Really confused about life now,,,He left and said he want to be alone,,,But it seems that it's not real like what he said, he still online everyday,,,He learned to use the chat tool because of me, but refuses me now,,,sometimes I really hope I can hate him & forget him,,,but can't, I don't know what to do now,,, I care for him because he said tired of this world,,, but I don't want to disturb him as he said want to be alone


----------



## EleGirl

Who is he online with? Is he having an online affair?

If he said he wants you to leave him alone then you really do need to leave him alone right now.

Look at the 180 in my signature block below. This is how you should be acting towards him now. Doing this will allow you to heal.


----------



## Heart-broken Girl

EleGirl said:


> Who is he online with? Is he having an online affair?
> 
> If he said he wants you to leave him alone then you really do need to leave him alone right now.
> 
> Look at the 180 in my signature block below. This is how you should be acting towards him now. Doing this will allow you to heal.


I cannot visit the link,,but thanks you,, and you're right,,Maybe it is only an excuse he wants to hide,,I just too care for him,,he not worth my love


----------



## endlessgrief

EleGirl said:


> Who is he online with? Is he having an online affair?
> 
> If he said he wants you to leave him alone then you really do need to leave him alone right now.
> 
> Look at the 180 in my signature block below. This is how you should be acting towards him now. Doing this will allow you to heal.


That 180 is the best tool to keep your sanity and gain some control over yourself. Do not use the 180 to manipulate, use the 180 to get your sanity back. I started using it days ago, and already things are starting to change and I don't get my feelings hurt. It will make you stronger. It will wake you up by teaching you that you CAN live without the other person. Very empowering.


----------



## Heart-broken Girl

endlessgrief said:


> That 180 is the best tool to keep your sanity and gain some control over yourself.
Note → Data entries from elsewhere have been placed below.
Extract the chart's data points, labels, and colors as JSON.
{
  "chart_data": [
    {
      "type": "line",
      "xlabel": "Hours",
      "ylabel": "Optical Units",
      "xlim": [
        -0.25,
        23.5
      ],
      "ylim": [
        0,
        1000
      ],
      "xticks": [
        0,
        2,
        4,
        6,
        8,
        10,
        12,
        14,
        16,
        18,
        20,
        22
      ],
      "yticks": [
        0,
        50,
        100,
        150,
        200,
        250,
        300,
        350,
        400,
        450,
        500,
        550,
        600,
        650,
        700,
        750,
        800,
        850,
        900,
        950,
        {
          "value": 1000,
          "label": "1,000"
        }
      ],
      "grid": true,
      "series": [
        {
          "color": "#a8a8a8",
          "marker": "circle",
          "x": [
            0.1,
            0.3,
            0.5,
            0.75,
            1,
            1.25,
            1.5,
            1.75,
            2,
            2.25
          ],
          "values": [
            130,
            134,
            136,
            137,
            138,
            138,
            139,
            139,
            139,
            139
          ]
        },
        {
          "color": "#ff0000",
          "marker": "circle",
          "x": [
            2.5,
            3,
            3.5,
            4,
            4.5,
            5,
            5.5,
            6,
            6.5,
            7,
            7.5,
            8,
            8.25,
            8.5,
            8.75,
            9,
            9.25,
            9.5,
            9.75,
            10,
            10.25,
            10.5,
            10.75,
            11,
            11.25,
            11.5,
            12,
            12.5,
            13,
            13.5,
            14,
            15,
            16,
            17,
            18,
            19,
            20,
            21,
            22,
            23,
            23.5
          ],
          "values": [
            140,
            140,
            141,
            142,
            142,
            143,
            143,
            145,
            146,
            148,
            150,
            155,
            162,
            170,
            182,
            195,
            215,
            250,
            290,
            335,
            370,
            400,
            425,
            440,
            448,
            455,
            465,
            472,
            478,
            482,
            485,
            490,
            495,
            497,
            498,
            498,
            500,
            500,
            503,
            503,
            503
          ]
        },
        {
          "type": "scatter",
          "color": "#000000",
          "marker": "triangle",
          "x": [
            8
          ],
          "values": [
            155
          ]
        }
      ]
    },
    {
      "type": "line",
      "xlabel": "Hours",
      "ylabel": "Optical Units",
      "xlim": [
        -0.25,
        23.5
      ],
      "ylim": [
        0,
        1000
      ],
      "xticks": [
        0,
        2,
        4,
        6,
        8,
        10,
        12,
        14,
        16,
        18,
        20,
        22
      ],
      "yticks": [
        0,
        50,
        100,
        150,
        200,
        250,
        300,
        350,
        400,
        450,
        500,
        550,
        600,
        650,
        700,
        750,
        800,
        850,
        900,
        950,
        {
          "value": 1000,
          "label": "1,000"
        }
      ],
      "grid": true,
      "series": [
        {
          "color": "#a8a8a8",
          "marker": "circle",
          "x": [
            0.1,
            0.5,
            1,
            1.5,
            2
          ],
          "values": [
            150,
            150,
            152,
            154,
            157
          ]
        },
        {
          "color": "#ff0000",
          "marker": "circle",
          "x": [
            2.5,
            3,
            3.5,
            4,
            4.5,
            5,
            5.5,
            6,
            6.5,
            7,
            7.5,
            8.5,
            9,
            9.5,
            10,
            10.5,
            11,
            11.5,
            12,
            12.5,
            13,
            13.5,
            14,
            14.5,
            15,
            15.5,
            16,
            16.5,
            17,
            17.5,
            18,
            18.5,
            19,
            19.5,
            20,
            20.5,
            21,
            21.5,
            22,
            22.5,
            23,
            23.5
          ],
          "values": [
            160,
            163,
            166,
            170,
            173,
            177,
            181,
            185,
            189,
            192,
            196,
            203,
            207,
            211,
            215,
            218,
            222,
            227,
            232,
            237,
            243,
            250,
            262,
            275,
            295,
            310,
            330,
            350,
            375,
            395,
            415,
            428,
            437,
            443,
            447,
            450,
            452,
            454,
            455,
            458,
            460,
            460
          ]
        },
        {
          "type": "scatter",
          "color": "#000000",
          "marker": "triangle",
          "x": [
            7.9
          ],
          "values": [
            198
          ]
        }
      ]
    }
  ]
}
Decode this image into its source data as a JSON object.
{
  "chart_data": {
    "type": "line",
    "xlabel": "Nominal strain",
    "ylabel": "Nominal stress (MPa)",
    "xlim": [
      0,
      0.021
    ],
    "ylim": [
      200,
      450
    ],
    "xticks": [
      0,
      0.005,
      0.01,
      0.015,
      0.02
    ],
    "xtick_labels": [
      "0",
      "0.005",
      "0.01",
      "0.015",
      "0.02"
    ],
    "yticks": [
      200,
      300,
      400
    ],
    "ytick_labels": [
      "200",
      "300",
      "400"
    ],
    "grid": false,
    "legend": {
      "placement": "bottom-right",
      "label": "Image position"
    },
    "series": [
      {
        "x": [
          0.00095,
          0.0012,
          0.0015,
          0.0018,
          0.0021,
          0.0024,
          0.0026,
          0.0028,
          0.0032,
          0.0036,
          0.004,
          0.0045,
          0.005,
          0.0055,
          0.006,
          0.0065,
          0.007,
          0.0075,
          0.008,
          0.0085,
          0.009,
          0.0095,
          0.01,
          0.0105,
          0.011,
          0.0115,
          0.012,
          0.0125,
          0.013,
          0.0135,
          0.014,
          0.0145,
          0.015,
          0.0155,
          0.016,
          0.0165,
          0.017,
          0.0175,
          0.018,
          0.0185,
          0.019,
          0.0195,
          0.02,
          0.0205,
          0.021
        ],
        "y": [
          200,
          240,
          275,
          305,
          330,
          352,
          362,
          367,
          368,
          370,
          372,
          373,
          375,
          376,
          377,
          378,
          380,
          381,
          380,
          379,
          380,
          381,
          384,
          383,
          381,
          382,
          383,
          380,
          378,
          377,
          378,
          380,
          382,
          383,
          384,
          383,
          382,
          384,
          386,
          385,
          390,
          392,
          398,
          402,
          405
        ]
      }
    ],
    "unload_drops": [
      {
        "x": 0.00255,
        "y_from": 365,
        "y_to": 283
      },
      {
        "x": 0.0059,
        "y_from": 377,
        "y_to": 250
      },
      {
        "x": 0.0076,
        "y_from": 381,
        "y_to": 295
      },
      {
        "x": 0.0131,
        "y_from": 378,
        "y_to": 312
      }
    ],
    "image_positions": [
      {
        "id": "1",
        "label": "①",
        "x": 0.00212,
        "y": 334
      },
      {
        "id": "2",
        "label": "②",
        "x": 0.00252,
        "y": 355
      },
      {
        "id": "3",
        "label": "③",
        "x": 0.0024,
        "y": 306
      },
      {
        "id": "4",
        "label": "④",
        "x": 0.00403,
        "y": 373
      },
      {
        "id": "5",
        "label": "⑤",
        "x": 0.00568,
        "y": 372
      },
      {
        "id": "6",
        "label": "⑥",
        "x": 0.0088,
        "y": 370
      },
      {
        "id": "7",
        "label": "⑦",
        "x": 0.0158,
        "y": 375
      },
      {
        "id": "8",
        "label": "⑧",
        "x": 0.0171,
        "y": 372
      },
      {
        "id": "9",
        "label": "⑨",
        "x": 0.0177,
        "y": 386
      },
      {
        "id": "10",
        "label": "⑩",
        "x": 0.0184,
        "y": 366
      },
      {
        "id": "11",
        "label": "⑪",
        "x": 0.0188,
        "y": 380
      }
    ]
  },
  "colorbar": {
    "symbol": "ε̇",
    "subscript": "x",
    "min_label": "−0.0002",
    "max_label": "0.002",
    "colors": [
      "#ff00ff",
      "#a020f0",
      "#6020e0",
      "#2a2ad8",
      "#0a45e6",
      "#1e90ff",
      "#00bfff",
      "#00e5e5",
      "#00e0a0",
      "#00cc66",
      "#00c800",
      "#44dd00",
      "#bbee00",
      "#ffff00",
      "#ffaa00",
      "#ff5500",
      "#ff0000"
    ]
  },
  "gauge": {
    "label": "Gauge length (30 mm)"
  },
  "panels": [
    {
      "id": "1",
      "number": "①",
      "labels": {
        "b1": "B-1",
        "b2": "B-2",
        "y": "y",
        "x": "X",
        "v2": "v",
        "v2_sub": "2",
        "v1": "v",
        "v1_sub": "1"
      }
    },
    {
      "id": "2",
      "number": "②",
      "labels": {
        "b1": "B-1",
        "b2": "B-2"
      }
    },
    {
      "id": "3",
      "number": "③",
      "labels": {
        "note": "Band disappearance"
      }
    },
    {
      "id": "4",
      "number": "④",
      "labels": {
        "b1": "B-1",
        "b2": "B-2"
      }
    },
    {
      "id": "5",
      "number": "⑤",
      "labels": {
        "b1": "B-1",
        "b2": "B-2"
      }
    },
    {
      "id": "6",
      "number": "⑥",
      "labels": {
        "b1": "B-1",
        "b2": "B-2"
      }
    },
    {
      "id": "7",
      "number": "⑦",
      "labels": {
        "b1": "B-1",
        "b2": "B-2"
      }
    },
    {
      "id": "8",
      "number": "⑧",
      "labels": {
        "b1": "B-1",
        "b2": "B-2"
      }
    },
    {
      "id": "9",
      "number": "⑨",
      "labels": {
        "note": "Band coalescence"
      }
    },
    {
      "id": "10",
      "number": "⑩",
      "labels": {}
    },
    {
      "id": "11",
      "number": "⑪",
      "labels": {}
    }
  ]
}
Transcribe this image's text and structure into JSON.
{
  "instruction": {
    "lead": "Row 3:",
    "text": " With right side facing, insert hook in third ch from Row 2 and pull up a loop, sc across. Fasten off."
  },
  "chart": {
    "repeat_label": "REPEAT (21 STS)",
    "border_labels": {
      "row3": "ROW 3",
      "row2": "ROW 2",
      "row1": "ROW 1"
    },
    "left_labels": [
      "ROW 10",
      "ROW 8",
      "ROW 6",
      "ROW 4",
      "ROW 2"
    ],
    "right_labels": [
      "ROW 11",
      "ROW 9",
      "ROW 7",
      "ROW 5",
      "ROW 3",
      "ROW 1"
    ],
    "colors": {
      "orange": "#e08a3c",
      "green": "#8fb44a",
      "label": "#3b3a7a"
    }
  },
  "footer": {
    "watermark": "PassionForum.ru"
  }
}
Do not use the 180 to manipulate, use the 180 to get your sanity back. I started using it days ago, and already things are starting to change and I don't get my feelings hurt. It will make you stronger. It will wake you up by teaching you that you CAN live without the other person. Very empowering.


Yeah,,,I thought over everything these days,,,I realized that I should be strong to fight. If being sad all the time, nothing will change. I am the master of my life. Lord will help me if I am sincere I believe......Thank you!!!


----------